The present study is an admittedly audacious attempt to put an end to the “enigma”3 of 2 Enoch. If it seems disinterested in history, it is only because the book is not interested in the history we have assumed it would be interested in if it were interested in history, and that is because we have assumed the book is Jewish or Christian, when it is neither. It was authored by a Samaritan, and it reflects Samaritan theology and concerns throughout. Once this is recognized, interpreting 2 Enoch is not particularly difficult. Composed most likely in the first century CE, its context is the sectarian controversies within Samaritanism during that era. It was most likely written in a center of Samaritan learning, probably Shechem (or possibly Sebaste).
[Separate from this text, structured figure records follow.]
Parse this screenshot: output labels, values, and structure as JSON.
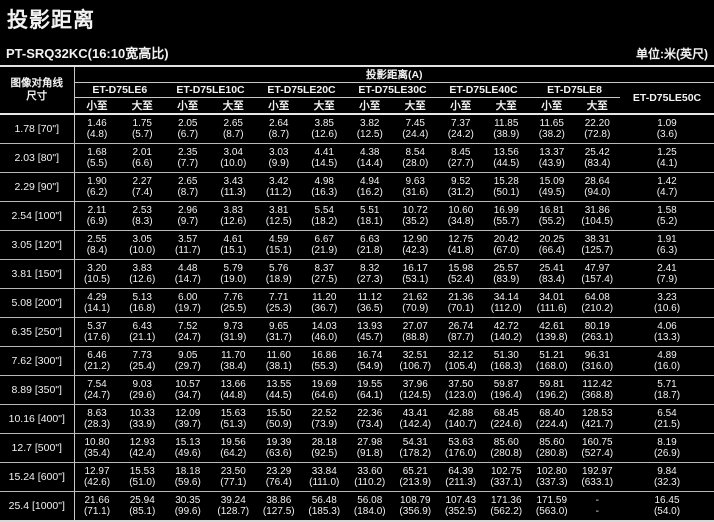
{
  "colors": {
    "background": "#000000",
    "text": "#ffffff",
    "rule": "#c8c8c8"
  },
  "header": {
    "title": "投影距离",
    "model": "PT-SRQ32KC(16:10宽高比)",
    "unit": "单位:米(英尺)"
  },
  "table": {
    "projection_header": "投影距离(A)",
    "row_header_line1": "图像对角线",
    "row_header_line2": "尺寸",
    "min_label": "小至",
    "max_label": "大至",
    "lenses": [
      "ET-D75LE6",
      "ET-D75LE10C",
      "ET-D75LE20C",
      "ET-D75LE30C",
      "ET-D75LE40C",
      "ET-D75LE8",
      "ET-D75LE50C"
    ],
    "rows": [
      {
        "size": "1.78 [70\"]",
        "cells": [
          [
            "1.46",
            "(4.8)"
          ],
          [
            "1.75",
            "(5.7)"
          ],
          [
            "2.05",
            "(6.7)"
          ],
          [
            "2.65",
            "(8.7)"
          ],
          [
            "2.64",
            "(8.7)"
          ],
          [
            "3.85",
            "(12.6)"
          ],
          [
            "3.82",
            "(12.5)"
          ],
          [
            "7.45",
            "(24.4)"
          ],
          [
            "7.37",
            "(24.2)"
          ],
          [
            "11.85",
            "(38.9)"
          ],
          [
            "11.65",
            "(38.2)"
          ],
          [
            "22.20",
            "(72.8)"
          ],
          [
            "1.09",
            "(3.6)"
          ]
        ]
      },
      {
        "size": "2.03 [80\"]",
        "cells": [
          [
            "1.68",
            "(5.5)"
          ],
          [
            "2.01",
            "(6.6)"
          ],
          [
            "2.35",
            "(7.7)"
          ],
          [
            "3.04",
            "(10.0)"
          ],
          [
            "3.03",
            "(9.9)"
          ],
          [
            "4.41",
            "(14.5)"
          ],
          [
            "4.38",
            "(14.4)"
          ],
          [
            "8.54",
            "(28.0)"
          ],
          [
            "8.45",
            "(27.7)"
          ],
          [
            "13.56",
            "(44.5)"
          ],
          [
            "13.37",
            "(43.9)"
          ],
          [
            "25.42",
            "(83.4)"
          ],
          [
            "1.25",
            "(4.1)"
          ]
        ]
      },
      {
        "size": "2.29 [90\"]",
        "cells": [
          [
            "1.90",
            "(6.2)"
          ],
          [
            "2.27",
            "(7.4)"
          ],
          [
            "2.65",
            "(8.7)"
          ],
          [
            "3.43",
            "(11.3)"
          ],
          [
            "3.42",
            "(11.2)"
          ],
          [
            "4.98",
            "(16.3)"
          ],
          [
            "4.94",
            "(16.2)"
          ],
          [
            "9.63",
            "(31.6)"
          ],
          [
            "9.52",
            "(31.2)"
          ],
          [
            "15.28",
            "(50.1)"
          ],
          [
            "15.09",
            "(49.5)"
          ],
          [
            "28.64",
            "(94.0)"
          ],
          [
            "1.42",
            "(4.7)"
          ]
        ]
      },
      {
        "size": "2.54 [100\"]",
        "cells": [
          [
            "2.11",
            "(6.9)"
          ],
          [
            "2.53",
            "(8.3)"
          ],
          [
            "2.96",
            "(9.7)"
          ],
          [
            "3.83",
            "(12.6)"
          ],
          [
            "3.81",
            "(12.5)"
          ],
          [
            "5.54",
            "(18.2)"
          ],
          [
            "5.51",
            "(18.1)"
          ],
          [
            "10.72",
            "(35.2)"
          ],
          [
            "10.60",
            "(34.8)"
          ],
          [
            "16.99",
            "(55.7)"
          ],
          [
            "16.81",
            "(55.2)"
          ],
          [
            "31.86",
            "(104.5)"
          ],
          [
            "1.58",
            "(5.2)"
          ]
        ]
      },
      {
        "size": "3.05 [120\"]",
        "cells": [
          [
            "2.55",
            "(8.4)"
          ],
          [
            "3.05",
            "(10.0)"
          ],
          [
            "3.57",
            "(11.7)"
          ],
          [
            "4.61",
            "(15.1)"
          ],
          [
            "4.59",
            "(15.1)"
          ],
          [
            "6.67",
            "(21.9)"
          ],
          [
            "6.63",
            "(21.8)"
          ],
          [
            "12.90",
            "(42.3)"
          ],
          [
            "12.75",
            "(41.8)"
          ],
          [
            "20.42",
            "(67.0)"
          ],
          [
            "20.25",
            "(66.4)"
          ],
          [
            "38.31",
            "(125.7)"
          ],
          [
            "1.91",
            "(6.3)"
          ]
        ]
      },
      {
        "size": "3.81 [150\"]",
        "cells": [
          [
            "3.20",
            "(10.5)"
          ],
          [
            "3.83",
            "(12.6)"
          ],
          [
            "4.48",
            "(14.7)"
          ],
          [
            "5.79",
            "(19.0)"
          ],
          [
            "5.76",
            "(18.9)"
          ],
          [
            "8.37",
            "(27.5)"
          ],
          [
            "8.32",
            "(27.3)"
          ],
          [
            "16.17",
            "(53.1)"
          ],
          [
            "15.98",
            "(52.4)"
          ],
          [
            "25.57",
            "(83.9)"
          ],
          [
            "25.41",
            "(83.4)"
          ],
          [
            "47.97",
            "(157.4)"
          ],
          [
            "2.41",
            "(7.9)"
          ]
        ]
      },
      {
        "size": "5.08 [200\"]",
        "cells": [
          [
            "4.29",
            "(14.1)"
          ],
          [
            "5.13",
            "(16.8)"
          ],
          [
            "6.00",
            "(19.7)"
          ],
          [
            "7.76",
            "(25.5)"
          ],
          [
            "7.71",
            "(25.3)"
          ],
          [
            "11.20",
            "(36.7)"
          ],
          [
            "11.12",
            "(36.5)"
          ],
          [
            "21.62",
            "(70.9)"
          ],
          [
            "21.36",
            "(70.1)"
          ],
          [
            "34.14",
            "(112.0)"
          ],
          [
            "34.01",
            "(111.6)"
          ],
          [
            "64.08",
            "(210.2)"
          ],
          [
            "3.23",
            "(10.6)"
          ]
        ]
      },
      {
        "size": "6.35 [250\"]",
        "cells": [
          [
            "5.37",
            "(17.6)"
          ],
          [
            "6.43",
            "(21.1)"
          ],
          [
            "7.52",
            "(24.7)"
          ],
          [
            "9.73",
            "(31.9)"
          ],
          [
            "9.65",
            "(31.7)"
          ],
          [
            "14.03",
            "(46.0)"
          ],
          [
            "13.93",
            "(45.7)"
          ],
          [
            "27.07",
            "(88.8)"
          ],
          [
            "26.74",
            "(87.7)"
          ],
          [
            "42.72",
            "(140.2)"
          ],
          [
            "42.61",
            "(139.8)"
          ],
          [
            "80.19",
            "(263.1)"
          ],
          [
            "4.06",
            "(13.3)"
          ]
        ]
      },
      {
        "size": "7.62 [300\"]",
        "cells": [
          [
            "6.46",
            "(21.2)"
          ],
          [
            "7.73",
            "(25.4)"
          ],
          [
            "9.05",
            "(29.7)"
          ],
          [
            "11.70",
            "(38.4)"
          ],
          [
            "11.60",
            "(38.1)"
          ],
          [
            "16.86",
            "(55.3)"
          ],
          [
            "16.74",
            "(54.9)"
          ],
          [
            "32.51",
            "(106.7)"
          ],
          [
            "32.12",
            "(105.4)"
          ],
          [
            "51.30",
            "(168.3)"
          ],
          [
            "51.21",
            "(168.0)"
          ],
          [
            "96.31",
            "(316.0)"
          ],
          [
            "4.89",
            "(16.0)"
          ]
        ]
      },
      {
        "size": "8.89 [350\"]",
        "cells": [
          [
            "7.54",
            "(24.7)"
          ],
          [
            "9.03",
            "(29.6)"
          ],
          [
            "10.57",
            "(34.7)"
          ],
          [
            "13.66",
            "(44.8)"
          ],
          [
            "13.55",
            "(44.5)"
          ],
          [
            "19.69",
            "(64.6)"
          ],
          [
            "19.55",
            "(64.1)"
          ],
          [
            "37.96",
            "(124.5)"
          ],
          [
            "37.50",
            "(123.0)"
          ],
          [
            "59.87",
            "(196.4)"
          ],
          [
            "59.81",
            "(196.2)"
          ],
          [
            "112.42",
            "(368.8)"
          ],
          [
            "5.71",
            "(18.7)"
          ]
        ]
      },
      {
        "size": "10.16 [400\"]",
        "cells": [
          [
            "8.63",
            "(28.3)"
          ],
          [
            "10.33",
            "(33.9)"
          ],
          [
            "12.09",
            "(39.7)"
          ],
          [
            "15.63",
            "(51.3)"
          ],
          [
            "15.50",
            "(50.9)"
          ],
          [
            "22.52",
            "(73.9)"
          ],
          [
            "22.36",
            "(73.4)"
          ],
          [
            "43.41",
            "(142.4)"
          ],
          [
            "42.88",
            "(140.7)"
          ],
          [
            "68.45",
            "(224.6)"
          ],
          [
            "68.40",
            "(224.4)"
          ],
          [
            "128.53",
            "(421.7)"
          ],
          [
            "6.54",
            "(21.5)"
          ]
        ]
      },
      {
        "size": "12.7 [500\"]",
        "cells": [
          [
            "10.80",
            "(35.4)"
          ],
          [
            "12.93",
            "(42.4)"
          ],
          [
            "15.13",
            "(49.6)"
          ],
          [
            "19.56",
            "(64.2)"
          ],
          [
            "19.39",
            "(63.6)"
          ],
          [
            "28.18",
            "(92.5)"
          ],
          [
            "27.98",
            "(91.8)"
          ],
          [
            "54.31",
            "(178.2)"
          ],
          [
            "53.63",
            "(176.0)"
          ],
          [
            "85.60",
            "(280.8)"
          ],
          [
            "85.60",
            "(280.8)"
          ],
          [
            "160.75",
            "(527.4)"
          ],
          [
            "8.19",
            "(26.9)"
          ]
        ]
      },
      {
        "size": "15.24 [600\"]",
        "cells": [
          [
            "12.97",
            "(42.6)"
          ],
          [
            "15.53",
            "(51.0)"
          ],
          [
            "18.18",
            "(59.6)"
          ],
          [
            "23.50",
            "(77.1)"
          ],
          [
            "23.29",
            "(76.4)"
          ],
          [
            "33.84",
            "(111.0)"
          ],
          [
            "33.60",
            "(110.2)"
          ],
          [
            "65.21",
            "(213.9)"
          ],
          [
            "64.39",
            "(211.3)"
          ],
          [
            "102.75",
            "(337.1)"
          ],
          [
            "102.80",
            "(337.3)"
          ],
          [
            "192.97",
            "(633.1)"
          ],
          [
            "9.84",
            "(32.3)"
          ]
        ]
      },
      {
        "size": "25.4 [1000\"]",
        "cells": [
          [
            "21.66",
            "(71.1)"
          ],
          [
            "25.94",
            "(85.1)"
          ],
          [
            "30.35",
            "(99.6)"
          ],
          [
            "39.24",
            "(128.7)"
          ],
          [
            "38.86",
            "(127.5)"
          ],
          [
            "56.48",
            "(185.3)"
          ],
          [
            "56.08",
            "(184.0)"
          ],
          [
            "108.79",
            "(356.9)"
          ],
          [
            "107.43",
            "(352.5)"
          ],
          [
            "171.36",
            "(562.2)"
          ],
          [
            "171.59",
            "(563.0)"
          ],
          [
            "-",
            "-"
          ],
          [
            "16.45",
            "(54.0)"
          ]
        ]
      }
    ]
  }
}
The “2 Enoch” of this study is for the most part the 2 Enoch of the short recension, which more faithfully reflects the original book. The long recension bears witness to a later version contaminated by additions and alterations.4 The goal of the original author was to incorporate the Enochic tradition into Samaritanism in order to combat the Dosithean heresy and also to persuade his co-religionists to resume a full sacrificial cultus in the sacred meadow next to old Shechem, in the shadow of Mt. Gerizim. In order to do this, the author presented Enoch as the past and future “prophet like Moses” (Deut 18:15, 18), a figure of central importance in Samaritanism.

1

Francis I. Andersen, “2 (Slavonic Apocalypse of) ENOCH,” in The Old Testament Pseudepigrapha Volume 1: Apocalyptic Literature and Testaments, ed. James H. Charlesworth (Garden City, NY: Doubleday, 1983), 95 (henceforth “Andersen, OTP 1”).

2

So Andersen (OTP 1:91). Böttrich agrees: “The book lacks all national or messianic ideas. It is definitely not interested in history at all.” Christfried Böttrich, “The ‘Book of the Secrets of Enoch’ (2 En): Between Jewish Origin and Christian Transmission. An Overview,” in Andrei Orlov, Gabriele Boccaccini, and Jason M. Zurawski, eds., New Perspectives on 2 Enoch: No Longer Slavonic Only (SJS 4; Leiden: Brill, 2012), 37–67 (quote, 58).

3

Referring to Andersen’s much quoted line, “In every respect 2 Enoch remains an enigma,” words which have become almost a mantra among students of 2 Enoch (OTP 1:97).

4

Although it remains broadly true that the manuscripts divide into two main recensions, and scholars still find it convenient to speak of them in this way, there is admittedly more nuance to the categories and textual relationships than this. Some prefer to speak of four categories (short, very short, long, very long), although the “long/very long” distinction may be questioned. See Grant Macaskill, The Slavonic Texts of 2 Enoch (SJS 6; Leiden: Brill, 2013), 9–35. Among the longer MSS, R deserves special attention as the oldest known text. (Throughout this study, Macaskill’s sigla for 2 Enoch MSS are used, most of which have long been standard.).